# Altima 2003



## boo15146 (Mar 24, 2004)

Hello, I leased an Altima 2 years ago and I have had every problem you can imagine. All the recalls. This is my third set of tires. My ride is really lound and bumpy and there is a rattling sound in my trunck that is nerve racking. My car takes at least ten tries to start and the delaership said that is normal. My car vibrates. Basically, I hate this car with all my heart, but has anyone eperience any of these problems. I want to sell it and take a loss.


----------



## dkocur (Feb 17, 2004)

boo15146 said:


> My car takes at least ten tries to start and the delaership said that is normal.


Find a new dealership!


----------



## Marvin (Oct 16, 2002)

Take a look at the tech publications at the top of this section. Should clue you in to some of your issues.


----------



## Ruben (Oct 15, 2002)

dkocur said:


> Find a new dealership!



Yes, you'd be suprised what a single change like that can do.


----------



## boo15146 (Mar 24, 2004)

*Technical publications*

I have never been on this website where are the technical publications?


----------



## Ruben (Oct 15, 2002)

Click the below...

http://www.nissanforums.com/showthread.php?t=14431


----------



## ALTYHOLIC (Oct 19, 2002)

Most states' Lemon Laws protect lessee's too.


----------



## altima25s (Feb 26, 2003)

ALTYHOLIC said:


> Most states' Lemon Laws protect lessee's too.

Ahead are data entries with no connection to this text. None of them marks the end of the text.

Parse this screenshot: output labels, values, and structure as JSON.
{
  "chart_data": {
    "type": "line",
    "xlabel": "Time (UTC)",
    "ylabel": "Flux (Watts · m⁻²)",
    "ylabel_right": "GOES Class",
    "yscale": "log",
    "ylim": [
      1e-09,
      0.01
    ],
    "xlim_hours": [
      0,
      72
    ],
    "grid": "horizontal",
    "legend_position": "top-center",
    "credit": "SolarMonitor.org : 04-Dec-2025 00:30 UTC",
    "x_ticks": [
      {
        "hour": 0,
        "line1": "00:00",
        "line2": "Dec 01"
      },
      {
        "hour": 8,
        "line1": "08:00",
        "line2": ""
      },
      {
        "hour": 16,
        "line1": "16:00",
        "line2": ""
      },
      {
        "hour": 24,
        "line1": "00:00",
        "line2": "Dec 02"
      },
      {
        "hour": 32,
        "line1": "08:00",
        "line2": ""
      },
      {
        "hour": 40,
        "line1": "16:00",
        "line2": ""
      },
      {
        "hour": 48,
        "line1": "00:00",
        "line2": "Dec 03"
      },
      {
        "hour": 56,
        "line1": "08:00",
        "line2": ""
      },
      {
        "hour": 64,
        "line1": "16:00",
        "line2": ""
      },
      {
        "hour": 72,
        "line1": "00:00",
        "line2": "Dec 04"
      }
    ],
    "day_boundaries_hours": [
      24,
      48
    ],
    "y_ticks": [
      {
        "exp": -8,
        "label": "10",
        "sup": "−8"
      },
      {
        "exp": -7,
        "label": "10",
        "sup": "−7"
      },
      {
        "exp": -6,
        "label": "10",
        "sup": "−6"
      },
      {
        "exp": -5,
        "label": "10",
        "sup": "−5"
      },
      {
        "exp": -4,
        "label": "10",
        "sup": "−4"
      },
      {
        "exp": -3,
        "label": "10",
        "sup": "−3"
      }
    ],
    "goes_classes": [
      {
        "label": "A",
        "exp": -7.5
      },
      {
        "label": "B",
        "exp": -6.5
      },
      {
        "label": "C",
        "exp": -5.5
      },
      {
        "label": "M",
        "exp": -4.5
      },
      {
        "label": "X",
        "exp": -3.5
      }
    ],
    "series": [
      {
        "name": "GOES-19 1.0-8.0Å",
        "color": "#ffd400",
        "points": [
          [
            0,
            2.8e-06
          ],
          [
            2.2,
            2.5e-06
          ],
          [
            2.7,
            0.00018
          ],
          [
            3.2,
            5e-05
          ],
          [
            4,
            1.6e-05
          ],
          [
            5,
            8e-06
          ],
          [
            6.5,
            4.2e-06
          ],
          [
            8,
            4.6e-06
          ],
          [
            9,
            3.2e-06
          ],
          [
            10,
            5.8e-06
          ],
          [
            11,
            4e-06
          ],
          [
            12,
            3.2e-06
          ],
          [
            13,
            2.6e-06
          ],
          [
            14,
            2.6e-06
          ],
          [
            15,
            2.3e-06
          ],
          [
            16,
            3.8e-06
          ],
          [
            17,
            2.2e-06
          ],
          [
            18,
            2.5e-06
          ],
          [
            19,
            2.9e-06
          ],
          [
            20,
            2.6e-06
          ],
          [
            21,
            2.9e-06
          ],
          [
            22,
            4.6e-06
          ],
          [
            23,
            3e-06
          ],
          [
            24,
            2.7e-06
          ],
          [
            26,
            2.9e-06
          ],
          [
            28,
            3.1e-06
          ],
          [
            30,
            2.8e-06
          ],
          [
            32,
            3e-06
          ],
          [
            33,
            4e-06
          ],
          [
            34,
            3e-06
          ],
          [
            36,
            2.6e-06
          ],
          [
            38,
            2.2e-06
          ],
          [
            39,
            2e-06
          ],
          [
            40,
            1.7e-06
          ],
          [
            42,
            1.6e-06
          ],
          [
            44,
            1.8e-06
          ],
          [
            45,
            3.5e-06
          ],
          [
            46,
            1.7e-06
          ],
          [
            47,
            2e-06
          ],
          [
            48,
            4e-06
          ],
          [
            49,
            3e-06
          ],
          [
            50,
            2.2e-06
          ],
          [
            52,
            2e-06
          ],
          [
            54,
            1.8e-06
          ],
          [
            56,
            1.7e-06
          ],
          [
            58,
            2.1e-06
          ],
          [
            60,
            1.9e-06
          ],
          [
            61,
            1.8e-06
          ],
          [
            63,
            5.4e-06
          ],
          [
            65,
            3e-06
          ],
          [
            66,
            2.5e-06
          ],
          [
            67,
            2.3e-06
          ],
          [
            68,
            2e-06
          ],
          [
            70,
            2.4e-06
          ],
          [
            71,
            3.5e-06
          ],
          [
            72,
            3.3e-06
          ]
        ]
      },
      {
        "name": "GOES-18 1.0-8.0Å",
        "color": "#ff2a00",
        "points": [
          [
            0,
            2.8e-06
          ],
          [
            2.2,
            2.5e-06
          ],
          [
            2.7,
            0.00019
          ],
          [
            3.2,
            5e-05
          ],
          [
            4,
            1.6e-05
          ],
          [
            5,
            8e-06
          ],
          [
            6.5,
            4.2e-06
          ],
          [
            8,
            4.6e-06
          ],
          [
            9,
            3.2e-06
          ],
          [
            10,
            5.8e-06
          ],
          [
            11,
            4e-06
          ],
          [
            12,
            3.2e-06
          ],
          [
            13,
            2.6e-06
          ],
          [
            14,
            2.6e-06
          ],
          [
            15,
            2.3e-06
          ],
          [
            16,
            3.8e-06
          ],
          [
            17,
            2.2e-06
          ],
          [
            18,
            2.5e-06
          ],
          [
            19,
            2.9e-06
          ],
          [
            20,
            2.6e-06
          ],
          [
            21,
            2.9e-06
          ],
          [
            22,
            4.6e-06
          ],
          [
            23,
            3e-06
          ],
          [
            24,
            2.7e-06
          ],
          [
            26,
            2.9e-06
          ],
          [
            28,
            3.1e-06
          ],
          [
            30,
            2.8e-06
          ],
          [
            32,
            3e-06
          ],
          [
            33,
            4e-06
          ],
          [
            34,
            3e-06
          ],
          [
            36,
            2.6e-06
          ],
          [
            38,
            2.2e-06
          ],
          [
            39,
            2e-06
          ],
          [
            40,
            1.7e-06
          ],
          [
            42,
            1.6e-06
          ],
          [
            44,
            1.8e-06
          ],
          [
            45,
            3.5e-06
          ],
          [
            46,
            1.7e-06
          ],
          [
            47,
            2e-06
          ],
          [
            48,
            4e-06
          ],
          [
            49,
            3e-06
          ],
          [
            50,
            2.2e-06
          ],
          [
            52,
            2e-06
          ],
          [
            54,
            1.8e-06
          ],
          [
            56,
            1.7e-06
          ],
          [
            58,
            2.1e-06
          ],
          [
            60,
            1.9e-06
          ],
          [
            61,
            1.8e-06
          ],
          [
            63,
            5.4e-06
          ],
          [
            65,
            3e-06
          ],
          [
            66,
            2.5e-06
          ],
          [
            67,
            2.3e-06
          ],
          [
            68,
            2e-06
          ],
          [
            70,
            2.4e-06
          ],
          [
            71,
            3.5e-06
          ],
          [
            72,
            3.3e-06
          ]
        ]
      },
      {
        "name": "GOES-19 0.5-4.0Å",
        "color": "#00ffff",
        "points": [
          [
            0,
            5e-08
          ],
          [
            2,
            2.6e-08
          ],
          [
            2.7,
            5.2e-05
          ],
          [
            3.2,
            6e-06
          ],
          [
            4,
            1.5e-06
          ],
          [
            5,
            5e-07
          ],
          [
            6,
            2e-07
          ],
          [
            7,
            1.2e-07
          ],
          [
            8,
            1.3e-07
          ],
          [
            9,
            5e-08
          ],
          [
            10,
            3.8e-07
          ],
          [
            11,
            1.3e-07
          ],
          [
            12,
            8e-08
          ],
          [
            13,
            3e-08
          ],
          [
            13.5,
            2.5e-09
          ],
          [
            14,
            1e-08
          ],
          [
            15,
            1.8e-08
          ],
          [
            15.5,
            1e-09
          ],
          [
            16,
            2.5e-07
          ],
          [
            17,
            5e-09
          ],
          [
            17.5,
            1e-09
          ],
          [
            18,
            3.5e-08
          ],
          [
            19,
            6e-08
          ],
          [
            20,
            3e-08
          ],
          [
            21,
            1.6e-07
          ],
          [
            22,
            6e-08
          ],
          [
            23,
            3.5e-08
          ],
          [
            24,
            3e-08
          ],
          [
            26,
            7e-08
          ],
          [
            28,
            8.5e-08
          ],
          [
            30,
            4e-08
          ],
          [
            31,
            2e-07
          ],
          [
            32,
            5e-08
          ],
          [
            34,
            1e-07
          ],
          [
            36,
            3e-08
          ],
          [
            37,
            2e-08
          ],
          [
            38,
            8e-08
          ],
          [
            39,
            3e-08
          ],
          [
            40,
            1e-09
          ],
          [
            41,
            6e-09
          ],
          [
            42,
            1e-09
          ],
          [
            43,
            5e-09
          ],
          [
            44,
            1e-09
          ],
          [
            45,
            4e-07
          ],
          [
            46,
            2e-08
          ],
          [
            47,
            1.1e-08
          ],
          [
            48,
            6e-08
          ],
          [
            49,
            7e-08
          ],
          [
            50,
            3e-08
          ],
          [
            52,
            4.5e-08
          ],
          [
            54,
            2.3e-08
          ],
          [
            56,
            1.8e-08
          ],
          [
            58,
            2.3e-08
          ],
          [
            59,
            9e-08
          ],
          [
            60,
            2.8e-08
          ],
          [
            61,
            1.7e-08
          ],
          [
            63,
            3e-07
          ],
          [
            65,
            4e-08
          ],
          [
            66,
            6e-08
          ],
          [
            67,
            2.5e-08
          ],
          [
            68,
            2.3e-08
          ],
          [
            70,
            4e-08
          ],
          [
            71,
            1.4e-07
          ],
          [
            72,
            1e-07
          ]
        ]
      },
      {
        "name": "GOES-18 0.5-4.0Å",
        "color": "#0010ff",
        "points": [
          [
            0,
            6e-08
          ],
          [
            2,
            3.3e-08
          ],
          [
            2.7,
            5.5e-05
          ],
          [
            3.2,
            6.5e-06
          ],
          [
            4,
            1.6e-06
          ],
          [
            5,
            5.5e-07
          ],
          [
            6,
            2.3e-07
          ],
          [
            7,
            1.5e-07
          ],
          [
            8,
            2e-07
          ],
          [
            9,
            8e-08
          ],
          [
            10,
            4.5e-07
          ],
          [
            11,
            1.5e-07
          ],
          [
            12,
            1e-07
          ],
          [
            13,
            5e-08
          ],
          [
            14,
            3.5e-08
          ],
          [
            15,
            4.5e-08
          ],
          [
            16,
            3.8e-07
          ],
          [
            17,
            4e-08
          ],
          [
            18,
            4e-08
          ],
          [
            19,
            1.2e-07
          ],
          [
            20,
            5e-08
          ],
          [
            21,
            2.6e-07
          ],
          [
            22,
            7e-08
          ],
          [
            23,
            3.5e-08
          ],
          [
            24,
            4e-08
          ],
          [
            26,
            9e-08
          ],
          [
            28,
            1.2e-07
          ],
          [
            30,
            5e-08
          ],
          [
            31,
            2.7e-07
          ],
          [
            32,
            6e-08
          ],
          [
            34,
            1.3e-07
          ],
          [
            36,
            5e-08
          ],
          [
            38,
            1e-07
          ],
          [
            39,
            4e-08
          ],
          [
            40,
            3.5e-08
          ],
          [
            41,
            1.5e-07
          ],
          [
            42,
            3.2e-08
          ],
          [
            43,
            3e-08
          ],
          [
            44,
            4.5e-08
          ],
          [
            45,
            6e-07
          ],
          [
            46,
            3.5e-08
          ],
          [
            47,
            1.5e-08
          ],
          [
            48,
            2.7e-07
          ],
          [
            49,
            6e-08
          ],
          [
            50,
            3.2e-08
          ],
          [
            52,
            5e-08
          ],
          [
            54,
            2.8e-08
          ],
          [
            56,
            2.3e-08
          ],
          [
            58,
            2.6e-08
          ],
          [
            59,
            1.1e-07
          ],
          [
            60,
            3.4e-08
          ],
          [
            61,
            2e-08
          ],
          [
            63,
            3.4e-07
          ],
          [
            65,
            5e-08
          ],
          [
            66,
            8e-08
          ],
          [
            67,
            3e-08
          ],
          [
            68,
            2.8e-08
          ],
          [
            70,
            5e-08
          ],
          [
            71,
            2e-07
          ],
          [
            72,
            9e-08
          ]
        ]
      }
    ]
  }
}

dont feel bad...im on my 4th recall i believe(lost count)
I had a 1993 altima before this and had problems with it since day ONE and i should have took that as a lesson to leave the altima alone but nooooooooooooooooo cuz of those stupid clear taillights and all the tight mods u can do,,,i haddddd to buy thiz car...now its like deja vu..
Just had my breaks and roters replaced, countless recalls, fuel door release switch broke, cup holders broke...PROBLEM with automatic door locks, sometimes they lock allll by themselves with car running. Thumping noise under the front drivers side tire...oooh and the most ANNOYING prob....when i hit pot holes...the damn passenger seat squeaks....wtf????!!!!!!The cloth interior SUCKS. LINT like u wouldnt believe.every time i press and release the damn clutch it sqeaks like i stepped on a damn duck lol... Hmmmm anything else??
All petty stuff granted but for a 20,000 nissan....?


----------



## boo15146 (Mar 24, 2004)

*Thanks for the replys*

I have a cranberry SL and I have 21/2 years left on my lease. I think I will just trade it in and get a passat. I have had the gas lever break, cup holder, window strips reaplced, all five recalls done. It is so said because I thought I would really enjoy the car. I have 36, 000 miles and it is a 2002. I know I was bumb I leased it tooooo long!


----------



## wild willy (Oct 16, 2002)

boo15146 said:


> Hello, I leased an Altima 2 years ago and I have had every problem you can imagine. All the recalls. This is my third set of tires. My ride is really lound and bumpy and there is a rattling sound in my trunck that is nerve racking. My car takes at least ten tries to start and the delaership said that is normal. My car vibrates. Basically, I hate this car with all my heart, but has anyone eperience any of these problems. I want to sell it and take a loss.


3.5 or 2.5?


----------